I already have a UI made but I want to add :

  1. Adhaar Card No.

  2. Name

  3. Mobile No.

Fields to the form.

How do I reflect the same on the backend

These are generally part of the patient demographics in EHR systems. You can use some available solution or create your own for that purpose.


Thank You Sir for responding

I am trying to make a demographics archetype but I am confused as to what RM type should be assigned to it

Pablo’s advice is good but it does require a dedicated demographics repository, and I’m not sure there is such a thing freely available. I tend to recommend looking at a simple FHIR demographics server for small-scale needs

As has already been said, you really, really should not be putting person demographic details in the CDR… however … if for whatever reason you did have to build a person archetype, an ADMIN_ENTRY is the correct start point. So by all means do this for your own learning but walk away quickly and investigate storing the person’s details in a separate service .


Thank You @ian.mcnicoll @pablo
I cannot understand one thing which is why do we need a seperate server for demographics , can’t I just use the EHRbase server in which i have posted my template before OR Is that also possible ?

Hi Yash,

this is a simple view of what a minimum platform might look like.

EhrBase itself is an implementation of the EHR repository (also often called a CDR or Clinical Data Repository). The demographic repo is on the right. This is a logical picture; normally these two and also any other local services are all running on the same DB product, i.e. Oracle, Postgres, Mongo or whatever. In RDBMS terms, EHRs and Demographics (PARTY and related entities) are represented in different top-level table structures.

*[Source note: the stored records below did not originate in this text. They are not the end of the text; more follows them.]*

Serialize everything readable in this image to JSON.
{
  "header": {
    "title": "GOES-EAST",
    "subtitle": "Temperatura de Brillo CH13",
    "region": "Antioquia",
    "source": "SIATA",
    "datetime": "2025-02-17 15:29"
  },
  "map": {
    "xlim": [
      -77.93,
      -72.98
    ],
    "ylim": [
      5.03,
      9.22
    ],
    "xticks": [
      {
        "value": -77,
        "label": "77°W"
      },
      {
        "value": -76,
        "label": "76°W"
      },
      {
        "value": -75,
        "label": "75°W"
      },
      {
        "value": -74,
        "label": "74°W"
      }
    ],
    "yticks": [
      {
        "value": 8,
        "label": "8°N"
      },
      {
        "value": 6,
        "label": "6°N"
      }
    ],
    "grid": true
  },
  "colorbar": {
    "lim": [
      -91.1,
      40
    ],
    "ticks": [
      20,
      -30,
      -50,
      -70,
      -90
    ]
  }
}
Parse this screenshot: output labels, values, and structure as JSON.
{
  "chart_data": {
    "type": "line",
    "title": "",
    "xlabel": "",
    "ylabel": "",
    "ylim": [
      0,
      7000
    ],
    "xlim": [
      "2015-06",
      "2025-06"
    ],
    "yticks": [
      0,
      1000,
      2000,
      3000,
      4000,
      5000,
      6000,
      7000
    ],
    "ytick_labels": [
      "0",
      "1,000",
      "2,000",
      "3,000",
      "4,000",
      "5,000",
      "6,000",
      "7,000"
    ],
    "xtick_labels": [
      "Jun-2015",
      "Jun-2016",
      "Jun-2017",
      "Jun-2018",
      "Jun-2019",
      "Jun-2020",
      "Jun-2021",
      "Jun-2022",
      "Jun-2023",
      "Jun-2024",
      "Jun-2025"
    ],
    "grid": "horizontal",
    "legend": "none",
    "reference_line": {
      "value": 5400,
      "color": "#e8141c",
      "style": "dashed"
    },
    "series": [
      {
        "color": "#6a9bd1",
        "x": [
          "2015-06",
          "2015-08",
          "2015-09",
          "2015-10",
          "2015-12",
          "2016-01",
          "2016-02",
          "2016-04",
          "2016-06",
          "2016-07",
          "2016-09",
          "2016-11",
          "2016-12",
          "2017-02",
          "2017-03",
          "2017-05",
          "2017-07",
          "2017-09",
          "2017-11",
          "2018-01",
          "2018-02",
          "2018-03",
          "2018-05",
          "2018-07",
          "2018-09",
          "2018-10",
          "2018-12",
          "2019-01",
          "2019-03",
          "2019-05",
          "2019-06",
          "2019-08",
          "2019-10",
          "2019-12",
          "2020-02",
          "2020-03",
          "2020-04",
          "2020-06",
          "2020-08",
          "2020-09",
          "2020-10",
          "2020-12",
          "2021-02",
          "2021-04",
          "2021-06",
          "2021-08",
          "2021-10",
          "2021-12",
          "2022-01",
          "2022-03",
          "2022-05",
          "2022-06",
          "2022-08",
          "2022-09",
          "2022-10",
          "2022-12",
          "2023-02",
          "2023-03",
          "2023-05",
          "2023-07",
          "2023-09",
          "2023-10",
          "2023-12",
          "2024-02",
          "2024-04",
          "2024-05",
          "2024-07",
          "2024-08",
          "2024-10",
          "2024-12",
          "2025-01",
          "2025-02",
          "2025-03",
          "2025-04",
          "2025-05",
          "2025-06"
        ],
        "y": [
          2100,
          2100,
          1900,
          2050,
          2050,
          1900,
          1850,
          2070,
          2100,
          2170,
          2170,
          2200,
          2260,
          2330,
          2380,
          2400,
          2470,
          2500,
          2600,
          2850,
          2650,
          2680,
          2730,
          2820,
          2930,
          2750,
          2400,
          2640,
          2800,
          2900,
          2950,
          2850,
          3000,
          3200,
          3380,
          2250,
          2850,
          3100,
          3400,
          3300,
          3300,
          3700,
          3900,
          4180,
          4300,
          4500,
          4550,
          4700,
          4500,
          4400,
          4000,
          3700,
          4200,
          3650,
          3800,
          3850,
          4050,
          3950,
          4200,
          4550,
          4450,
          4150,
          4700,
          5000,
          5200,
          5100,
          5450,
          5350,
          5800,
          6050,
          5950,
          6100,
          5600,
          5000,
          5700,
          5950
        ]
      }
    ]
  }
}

You can see a somewhat more sophisticated platform concept here in the Catalan RFI:

This is more or less the same thing, with the Demographics repository represented as an optional demographics cache (follows the openEHR demographic model) and an external MPI (here FHIR, but you are probably using something different). The demographics cache adds versioning and allows archetyping.

A 3rd architecture is to just use references to the external PMI from within the EHRs. In this case you have no control over the demograhics info representation, but that may be fine (often it is).

The ‘EHR subject index’ shown in the above diagram is a x-ref DB relating EHR ids to Subject (i.e. patient) ids, for more secure systems. In such a system, if all the data are stolen apart from this table (which should be on a high security separate physical infrastructure), the patient identities won’t be known from the EHRs (well, there are ways to guess, but that’s another topic).